Es gibt Kinder, die mehr Nähe und Co-Regulation brauchen, und solche, die das weniger tun. Und dann gibt es noch die Kinder, die nicht nur diese Co-Regulation benötigen, sondern die gleichzeitig auch nach ganz viel Autonomie streben. Nora Imlau, Journalistin und Autorin, hat den Begriff dieser „gefühlsstarken Kinder“ hierzulande geprägt und hat Anfang Februar die Feierwerk Funkstation besucht, um ihr aktuelles Buch „Du bist anders, du bist gut“ vorzustellen.
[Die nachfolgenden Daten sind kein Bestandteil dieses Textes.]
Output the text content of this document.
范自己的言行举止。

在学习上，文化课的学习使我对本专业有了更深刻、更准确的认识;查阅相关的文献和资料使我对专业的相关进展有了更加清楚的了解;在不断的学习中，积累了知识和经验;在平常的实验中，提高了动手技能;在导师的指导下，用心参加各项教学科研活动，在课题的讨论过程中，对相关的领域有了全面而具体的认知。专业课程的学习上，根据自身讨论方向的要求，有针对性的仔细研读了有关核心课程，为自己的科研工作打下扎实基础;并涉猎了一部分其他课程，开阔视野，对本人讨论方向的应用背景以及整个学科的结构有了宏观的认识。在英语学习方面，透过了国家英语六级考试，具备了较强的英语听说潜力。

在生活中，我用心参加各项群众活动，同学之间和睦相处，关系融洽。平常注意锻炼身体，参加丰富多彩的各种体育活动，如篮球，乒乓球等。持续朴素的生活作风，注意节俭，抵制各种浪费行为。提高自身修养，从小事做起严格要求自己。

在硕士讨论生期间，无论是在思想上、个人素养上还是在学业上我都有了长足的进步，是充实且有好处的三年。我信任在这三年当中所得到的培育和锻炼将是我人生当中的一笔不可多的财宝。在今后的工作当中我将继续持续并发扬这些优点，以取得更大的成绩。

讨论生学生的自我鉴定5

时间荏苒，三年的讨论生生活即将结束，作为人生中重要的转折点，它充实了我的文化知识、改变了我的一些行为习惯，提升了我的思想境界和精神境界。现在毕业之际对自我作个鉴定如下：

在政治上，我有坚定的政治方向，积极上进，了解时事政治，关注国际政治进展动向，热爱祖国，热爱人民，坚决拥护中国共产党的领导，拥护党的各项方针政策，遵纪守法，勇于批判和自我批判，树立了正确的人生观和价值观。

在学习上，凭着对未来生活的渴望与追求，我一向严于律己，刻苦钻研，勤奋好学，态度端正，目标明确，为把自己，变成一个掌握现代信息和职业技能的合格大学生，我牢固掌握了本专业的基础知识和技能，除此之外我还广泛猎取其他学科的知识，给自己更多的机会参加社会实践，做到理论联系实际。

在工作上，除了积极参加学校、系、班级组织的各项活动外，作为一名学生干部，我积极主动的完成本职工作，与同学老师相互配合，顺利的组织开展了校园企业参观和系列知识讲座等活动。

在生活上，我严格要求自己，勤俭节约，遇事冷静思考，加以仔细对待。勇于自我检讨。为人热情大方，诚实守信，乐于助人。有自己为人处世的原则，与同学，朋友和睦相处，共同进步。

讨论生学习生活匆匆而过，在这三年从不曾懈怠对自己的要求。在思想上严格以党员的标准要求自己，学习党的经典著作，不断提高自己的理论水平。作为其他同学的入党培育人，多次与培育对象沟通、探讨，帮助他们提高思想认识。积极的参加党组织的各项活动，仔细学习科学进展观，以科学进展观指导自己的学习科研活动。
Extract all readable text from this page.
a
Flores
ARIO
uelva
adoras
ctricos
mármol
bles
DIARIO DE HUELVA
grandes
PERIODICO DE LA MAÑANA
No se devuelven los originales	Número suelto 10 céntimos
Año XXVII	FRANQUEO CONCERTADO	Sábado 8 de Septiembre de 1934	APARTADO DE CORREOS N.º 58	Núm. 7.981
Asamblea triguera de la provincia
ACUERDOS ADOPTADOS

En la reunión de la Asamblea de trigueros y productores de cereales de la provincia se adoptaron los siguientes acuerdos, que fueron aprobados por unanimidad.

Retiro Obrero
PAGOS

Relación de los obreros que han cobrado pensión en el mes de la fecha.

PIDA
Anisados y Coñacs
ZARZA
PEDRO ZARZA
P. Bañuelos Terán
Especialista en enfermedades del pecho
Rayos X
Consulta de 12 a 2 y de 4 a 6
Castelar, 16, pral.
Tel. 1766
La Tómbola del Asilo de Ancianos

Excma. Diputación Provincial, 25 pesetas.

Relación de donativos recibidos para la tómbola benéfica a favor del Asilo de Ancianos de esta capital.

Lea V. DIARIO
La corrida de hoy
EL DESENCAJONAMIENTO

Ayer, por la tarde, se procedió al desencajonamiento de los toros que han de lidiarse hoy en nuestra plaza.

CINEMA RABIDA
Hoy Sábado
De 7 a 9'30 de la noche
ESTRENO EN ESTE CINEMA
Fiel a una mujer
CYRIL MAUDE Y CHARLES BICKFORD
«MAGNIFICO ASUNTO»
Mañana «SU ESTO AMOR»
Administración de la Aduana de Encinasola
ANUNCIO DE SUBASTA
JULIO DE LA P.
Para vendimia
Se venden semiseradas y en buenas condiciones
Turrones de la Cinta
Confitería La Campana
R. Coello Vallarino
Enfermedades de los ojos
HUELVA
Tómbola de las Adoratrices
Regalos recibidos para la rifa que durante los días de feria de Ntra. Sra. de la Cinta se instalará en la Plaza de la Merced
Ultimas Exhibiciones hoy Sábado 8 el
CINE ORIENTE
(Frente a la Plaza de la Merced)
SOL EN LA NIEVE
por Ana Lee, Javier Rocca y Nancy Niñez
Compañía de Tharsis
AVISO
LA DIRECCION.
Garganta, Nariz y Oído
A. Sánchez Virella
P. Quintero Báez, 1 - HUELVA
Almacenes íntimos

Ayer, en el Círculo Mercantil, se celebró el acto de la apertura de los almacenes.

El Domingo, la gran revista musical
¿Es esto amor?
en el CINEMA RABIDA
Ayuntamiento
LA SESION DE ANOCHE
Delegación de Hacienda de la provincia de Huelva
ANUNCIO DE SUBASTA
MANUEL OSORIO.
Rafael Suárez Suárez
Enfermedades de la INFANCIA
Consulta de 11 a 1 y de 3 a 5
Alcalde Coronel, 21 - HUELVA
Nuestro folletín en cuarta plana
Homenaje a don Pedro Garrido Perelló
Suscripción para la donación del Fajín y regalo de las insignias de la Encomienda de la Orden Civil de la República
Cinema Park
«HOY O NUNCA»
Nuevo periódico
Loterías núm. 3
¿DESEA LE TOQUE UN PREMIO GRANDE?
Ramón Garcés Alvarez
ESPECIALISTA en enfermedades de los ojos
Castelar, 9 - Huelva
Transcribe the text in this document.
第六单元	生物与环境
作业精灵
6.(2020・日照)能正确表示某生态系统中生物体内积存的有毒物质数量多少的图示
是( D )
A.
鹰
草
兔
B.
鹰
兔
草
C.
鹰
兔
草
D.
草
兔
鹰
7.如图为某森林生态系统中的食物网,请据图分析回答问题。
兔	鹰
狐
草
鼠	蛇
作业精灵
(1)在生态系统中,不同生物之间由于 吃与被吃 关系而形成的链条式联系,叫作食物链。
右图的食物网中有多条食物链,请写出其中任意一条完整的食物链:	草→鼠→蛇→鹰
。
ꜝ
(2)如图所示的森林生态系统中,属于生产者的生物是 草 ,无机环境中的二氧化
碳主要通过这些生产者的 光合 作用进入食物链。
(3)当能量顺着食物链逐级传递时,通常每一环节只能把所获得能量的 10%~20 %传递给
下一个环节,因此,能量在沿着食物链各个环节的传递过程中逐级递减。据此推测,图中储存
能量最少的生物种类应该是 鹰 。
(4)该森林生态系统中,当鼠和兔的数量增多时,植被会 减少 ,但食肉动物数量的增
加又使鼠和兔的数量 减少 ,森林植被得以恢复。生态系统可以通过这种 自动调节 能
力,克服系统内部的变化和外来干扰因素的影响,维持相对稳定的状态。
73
Herzlich willkommen, Nora Imlau!
„Der Moderator ist krank, könntest Du vielleicht einspringen?“, fragt mich meine liebe Kollegin und Einrichtungsleiterin Katrin Pischetsrieder, als ich um kurz vor sechs zur Tür der Funkstation herein spaziere – zeitgleich mit Nora Imlau und ihrem Papa, der sie zu ihrer Lesung begleitet. „Meine Eltern sind heute mit nach München gekommen, meine Mama passt im Hotel auf meine Tochter auf“, erzählt Nora, „denn ich bin ja mit Baby angereist“. Das Gespräch ist sofort vertraut, was vielleicht auch daran liegt, dass ich durch unseren Podcast „dreijahrewach“, den ich gemeinsam mit Eveline von Radio Feierwerk mache, die Gelegenheit hatte, schon im Vorfeld länger mit ihr zu sprechen. So fällt es mir auch nicht schwer, kurzerhand für die Moderation einzuspringen – wobei ich mich, ehrlicherweise, schon auf einen entspannten Abend in der zweiten Reihe eingestellt hatte. Denn Nora Imlau zuzuhören ist wie Balsam für die Elternseele und tut einfach gut, wenn man sich im herausfordernden Familienalltag unsicher, überfordert, erschöpft und hilflos fühlt.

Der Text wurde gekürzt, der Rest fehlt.